There are only eight Gender Dysphoria Clinics in the country and one of these is located in Sheffield, the Porterbrook Clinic.
All of these clinics have long waiting lists, most of more than three years, with patients at the Porterbrook Clinic having to wait roughly 44 months for a first appointment.
Luke Toplass, 18, who has been dealing with gender clinics and the waiting lists since he was 16 was told he would be seen by the under 18s clinic, but was instead put onto the bottom of the adults waiting list after he didn’t get an appointment before his 18th birthday.
Mr Toplass has been stressed by the experience, causing him to attempt to take his own life.
He said: “I feel like I can’t be who I want to be because my body is restricting me.

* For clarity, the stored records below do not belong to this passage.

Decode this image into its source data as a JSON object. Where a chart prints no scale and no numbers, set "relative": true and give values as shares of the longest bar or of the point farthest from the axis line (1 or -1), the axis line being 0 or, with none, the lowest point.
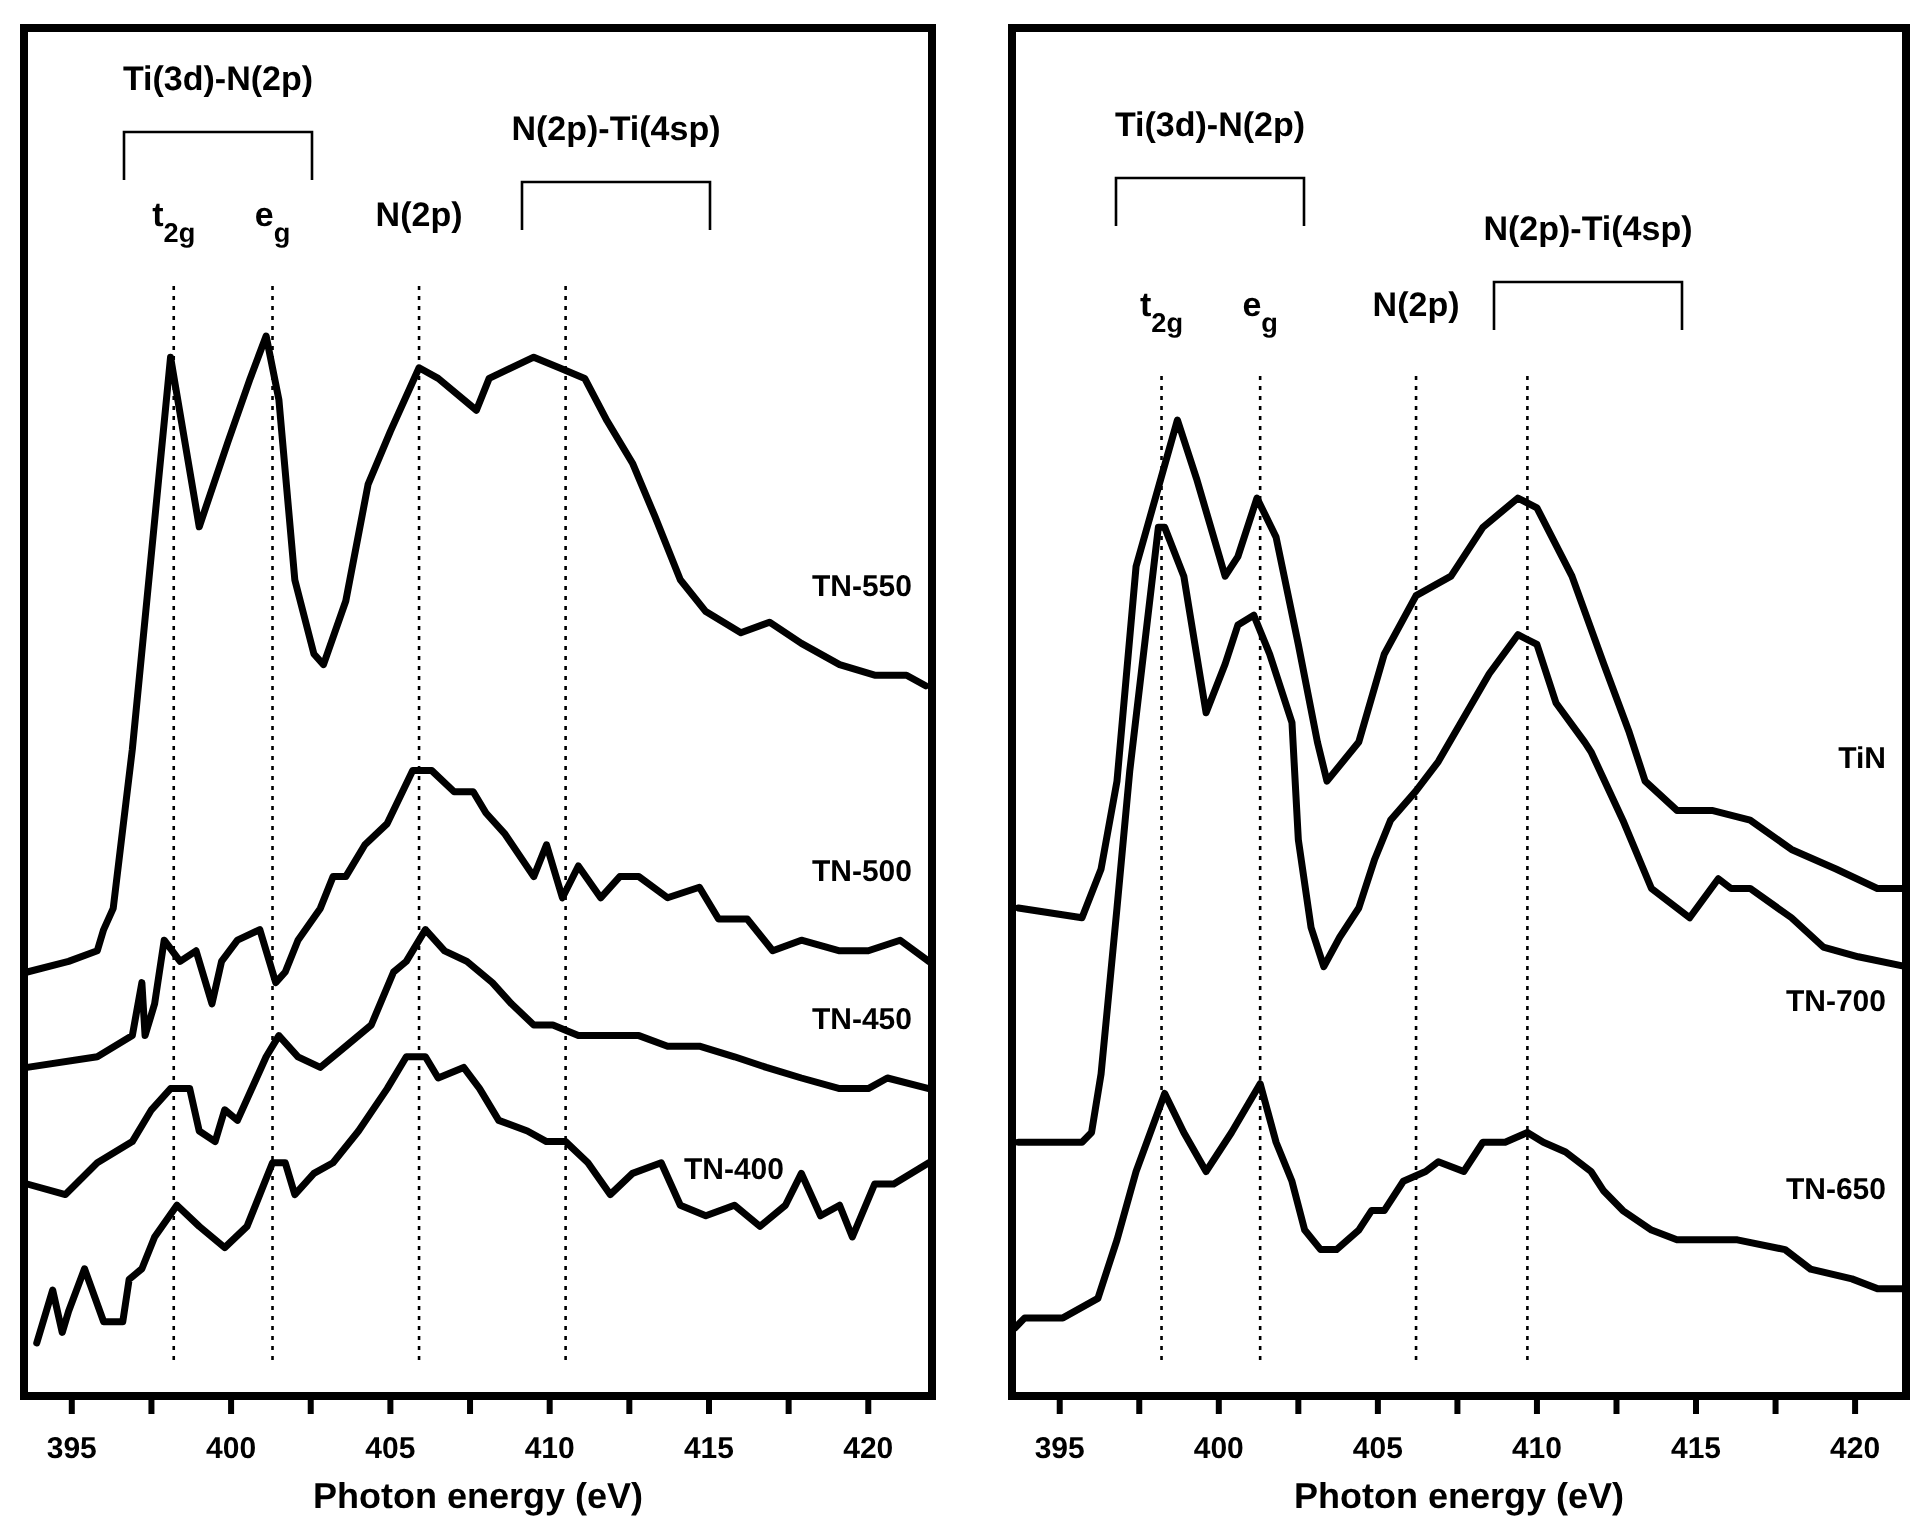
{
  "chart_data": [
    {
      "type": "line",
      "relative": true,
      "xlabel": "Photon energy (eV)",
      "xlim": [
        393.5,
        422
      ],
      "xticks": [
        395,
        {
          "value": 397.5,
          "label": null
        },
        400,
        {
          "value": 402.5,
          "label": null
        },
        405,
        {
          "value": 407.5,
          "label": null
        },
        410,
        {
          "value": 412.5,
          "label": null
        },
        415,
        {
          "value": 417.5,
          "label": null
        },
        420
      ],
      "ref_lines": [
        {
          "axis": "x",
          "value": 398.2,
          "label": "t$_{2g}$",
          "line_style": "dotted"
        },
        {
          "axis": "x",
          "value": 401.3,
          "label": "e$_{g}$",
          "line_style": "dotted"
        },
        {
          "axis": "x",
          "value": 405.9,
          "label": "N(2p)",
          "line_style": "dotted"
        },
        {
          "axis": "x",
          "value": 410.5,
          "label": null,
          "line_style": "dotted"
        }
      ],
      "annotations": [
        "Ti(3d)-N(2p)",
        "N(2p)-Ti(4sp)"
      ],
      "series": [
        {
          "name": "TN-550",
          "color": "#000000",
          "x": [
            393.6,
            394.9,
            395.8,
            396.0,
            396.3,
            396.7,
            396.9,
            398.1,
            399.0,
            399.9,
            400.6,
            401.1,
            401.5,
            402.0,
            402.6,
            402.9,
            403.6,
            404.3,
            405.0,
            405.9,
            406.5,
            407.7,
            408.1,
            409.5,
            410.3,
            411.1,
            411.8,
            412.6,
            413.3,
            414.1,
            414.9,
            416.0,
            416.9,
            417.9,
            419.1,
            420.2,
            421.2,
            421.8
          ],
          "values": [
            0.4,
            0.41,
            0.42,
            0.44,
            0.46,
            0.56,
            0.61,
            0.98,
            0.82,
            0.9,
            0.96,
            1.0,
            0.94,
            0.77,
            0.7,
            0.69,
            0.75,
            0.86,
            0.91,
            0.97,
            0.96,
            0.93,
            0.96,
            0.98,
            0.97,
            0.96,
            0.92,
            0.88,
            0.83,
            0.77,
            0.74,
            0.72,
            0.73,
            0.71,
            0.69,
            0.68,
            0.68,
            0.67
          ]
        },
        {
          "name": "TN-500",
          "color": "#000000",
          "x": [
            393.6,
            395.8,
            396.9,
            397.2,
            397.3,
            397.6,
            397.9,
            398.4,
            398.9,
            399.4,
            399.7,
            400.2,
            400.9,
            401.4,
            401.7,
            402.1,
            402.8,
            403.2,
            403.6,
            404.2,
            404.9,
            405.7,
            406.3,
            407.0,
            407.6,
            408.0,
            408.6,
            409.5,
            409.9,
            410.4,
            410.9,
            411.6,
            412.2,
            412.8,
            413.7,
            414.7,
            415.3,
            416.2,
            417.0,
            417.9,
            419.1,
            420.0,
            421.0,
            421.9
          ],
          "values": [
            0.31,
            0.32,
            0.34,
            0.39,
            0.34,
            0.37,
            0.43,
            0.41,
            0.42,
            0.37,
            0.41,
            0.43,
            0.44,
            0.39,
            0.4,
            0.43,
            0.46,
            0.49,
            0.49,
            0.52,
            0.54,
            0.59,
            0.59,
            0.57,
            0.57,
            0.55,
            0.53,
            0.49,
            0.52,
            0.47,
            0.5,
            0.47,
            0.49,
            0.49,
            0.47,
            0.48,
            0.45,
            0.45,
            0.42,
            0.43,
            0.42,
            0.42,
            0.43,
            0.41
          ]
        },
        {
          "name": "TN-450",
          "color": "#000000",
          "x": [
            393.6,
            394.8,
            395.8,
            396.9,
            397.5,
            398.1,
            398.7,
            399.0,
            399.5,
            399.8,
            400.2,
            400.8,
            401.1,
            401.5,
            402.1,
            402.8,
            403.6,
            404.4,
            405.1,
            405.5,
            406.1,
            406.7,
            407.4,
            408.2,
            408.8,
            409.5,
            410.1,
            410.9,
            412.0,
            412.8,
            413.7,
            414.7,
            415.8,
            416.8,
            417.9,
            419.1,
            420.0,
            420.6,
            421.9
          ],
          "values": [
            0.2,
            0.19,
            0.22,
            0.24,
            0.27,
            0.29,
            0.29,
            0.25,
            0.24,
            0.27,
            0.26,
            0.3,
            0.32,
            0.34,
            0.32,
            0.31,
            0.33,
            0.35,
            0.4,
            0.41,
            0.44,
            0.42,
            0.41,
            0.39,
            0.37,
            0.35,
            0.35,
            0.34,
            0.34,
            0.34,
            0.33,
            0.33,
            0.32,
            0.31,
            0.3,
            0.29,
            0.29,
            0.3,
            0.29
          ]
        },
        {
          "name": "TN-400",
          "color": "#000000",
          "x": [
            393.9,
            394.4,
            394.7,
            394.9,
            395.4,
            396.0,
            396.6,
            396.8,
            397.2,
            397.6,
            398.3,
            399.0,
            399.8,
            400.5,
            400.9,
            401.3,
            401.7,
            402.0,
            402.6,
            403.2,
            404.0,
            404.9,
            405.5,
            406.1,
            406.5,
            407.3,
            407.8,
            408.4,
            409.3,
            409.9,
            410.5,
            411.2,
            411.9,
            412.6,
            413.5,
            414.1,
            414.9,
            415.8,
            416.6,
            417.4,
            417.9,
            418.5,
            419.1,
            419.5,
            420.2,
            420.8,
            421.9
          ],
          "values": [
            0.05,
            0.1,
            0.06,
            0.08,
            0.12,
            0.07,
            0.07,
            0.11,
            0.12,
            0.15,
            0.18,
            0.16,
            0.14,
            0.16,
            0.19,
            0.22,
            0.22,
            0.19,
            0.21,
            0.22,
            0.25,
            0.29,
            0.32,
            0.32,
            0.3,
            0.31,
            0.29,
            0.26,
            0.25,
            0.24,
            0.24,
            0.22,
            0.19,
            0.21,
            0.22,
            0.18,
            0.17,
            0.18,
            0.16,
            0.18,
            0.21,
            0.17,
            0.18,
            0.15,
            0.2,
            0.2,
            0.22
          ]
        }
      ]
    },
    {
      "type": "line",
      "relative": true,
      "xlabel": "Photon energy (eV)",
      "xlim": [
        393.5,
        421.6
      ],
      "xticks": [
        395,
        {
          "value": 397.5,
          "label": null
        },
        400,
        {
          "value": 402.5,
          "label": null
        },
        405,
        {
          "value": 407.5,
          "label": null
        },
        410,
        {
          "value": 412.5,
          "label": null
        },
        415,
        {
          "value": 417.5,
          "label": null
        },
        420
      ],
      "ref_lines": [
        {
          "axis": "x",
          "value": 398.2,
          "label": "t$_{2g}$",
          "line_style": "dotted"
        },
        {
          "axis": "x",
          "value": 401.3,
          "label": "e$_{g}$",
          "line_style": "dotted"
        },
        {
          "axis": "x",
          "value": 406.2,
          "label": "N(2p)",
          "line_style": "dotted"
        },
        {
          "axis": "x",
          "value": 409.7,
          "label": null,
          "line_style": "dotted"
        }
      ],
      "annotations": [
        "Ti(3d)-N(2p)",
        "N(2p)-Ti(4sp)"
      ],
      "series": [
        {
          "name": "TiN",
          "color": "#000000",
          "x": [
            393.7,
            395.7,
            396.3,
            396.8,
            397.4,
            398.7,
            399.3,
            400.2,
            400.6,
            401.2,
            401.8,
            402.5,
            403.1,
            403.4,
            404.4,
            405.2,
            406.2,
            407.3,
            408.3,
            409.4,
            410.0,
            411.1,
            412.1,
            412.9,
            413.4,
            414.4,
            415.5,
            416.7,
            418.0,
            419.4,
            420.7,
            421.6
          ],
          "values": [
            0.5,
            0.49,
            0.54,
            0.63,
            0.85,
            1.0,
            0.94,
            0.84,
            0.86,
            0.92,
            0.88,
            0.77,
            0.67,
            0.63,
            0.67,
            0.76,
            0.82,
            0.84,
            0.89,
            0.92,
            0.91,
            0.84,
            0.75,
            0.68,
            0.63,
            0.6,
            0.6,
            0.59,
            0.56,
            0.54,
            0.52,
            0.52
          ]
        },
        {
          "name": "TN-700",
          "color": "#000000",
          "x": [
            393.7,
            394.5,
            395.7,
            396.0,
            396.3,
            396.8,
            397.2,
            398.1,
            398.3,
            398.9,
            399.1,
            399.6,
            400.2,
            400.6,
            401.1,
            401.6,
            402.3,
            402.5,
            402.9,
            403.3,
            403.8,
            404.4,
            404.9,
            405.4,
            406.2,
            406.9,
            408.5,
            409.4,
            410.0,
            410.6,
            411.5,
            411.7,
            412.7,
            413.6,
            414.8,
            415.7,
            416.1,
            416.7,
            418.0,
            419.0,
            420.1,
            421.6
          ],
          "values": [
            0.26,
            0.26,
            0.26,
            0.27,
            0.33,
            0.5,
            0.64,
            0.89,
            0.89,
            0.84,
            0.8,
            0.7,
            0.75,
            0.79,
            0.8,
            0.76,
            0.69,
            0.57,
            0.48,
            0.44,
            0.47,
            0.5,
            0.55,
            0.59,
            0.62,
            0.65,
            0.74,
            0.78,
            0.77,
            0.71,
            0.67,
            0.66,
            0.59,
            0.52,
            0.49,
            0.53,
            0.52,
            0.52,
            0.49,
            0.46,
            0.45,
            0.44
          ]
        },
        {
          "name": "TN-650",
          "color": "#000000",
          "x": [
            393.6,
            393.9,
            395.1,
            396.2,
            396.8,
            397.4,
            398.3,
            398.9,
            399.6,
            400.4,
            401.3,
            401.8,
            402.3,
            402.7,
            403.2,
            403.7,
            404.4,
            404.8,
            405.2,
            405.8,
            406.5,
            406.9,
            407.7,
            408.3,
            409.0,
            409.7,
            410.2,
            410.9,
            411.7,
            412.1,
            412.7,
            413.6,
            414.4,
            415.2,
            416.3,
            417.8,
            418.6,
            419.9,
            420.7,
            421.6
          ],
          "values": [
            0.07,
            0.08,
            0.08,
            0.1,
            0.16,
            0.23,
            0.31,
            0.27,
            0.23,
            0.27,
            0.32,
            0.26,
            0.22,
            0.17,
            0.15,
            0.15,
            0.17,
            0.19,
            0.19,
            0.22,
            0.23,
            0.24,
            0.23,
            0.26,
            0.26,
            0.27,
            0.26,
            0.25,
            0.23,
            0.21,
            0.19,
            0.17,
            0.16,
            0.16,
            0.16,
            0.15,
            0.13,
            0.12,
            0.11,
            0.11
          ]
        }
      ]
    }
  ]
}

“It’s such a long process and it feels like I’m not moving forward with my transition, it’s had a detrimental affect on my mental health and is affecting my family too because my mum feels awful that she can’t afford to send me through a private clinic.”
The UK Census 2021 will give the most accurate record of LGBT+ people that has ever been recorded and the hope is that this new information will help prompt the government to allocate more funding to trans healthcare, as private care costs can amount to thousands of pounds.

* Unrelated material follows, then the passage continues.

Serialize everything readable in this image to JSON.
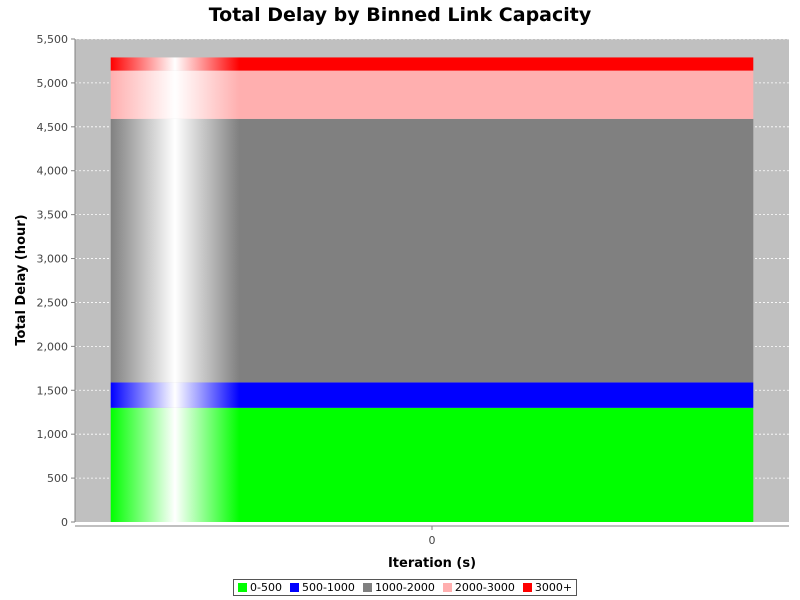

It’s hoped this could help tackle the increasing waiting times that are being faced by trans and nonbinary people across the country for life saving gender affirming care, particularly those clinics such as Porterbrook that have waiting lists over three years.
Studies have shown that transgender youth are at a much greater risk of attempting suicide than other groups of people and that this risk is reduced significantly when their gender is affirmed.
Stonewall’s LGBT in Britain report 2018 found that 46% of transgender people had thought about suicide that year and that 41% of nonbinary people had harmed themselves.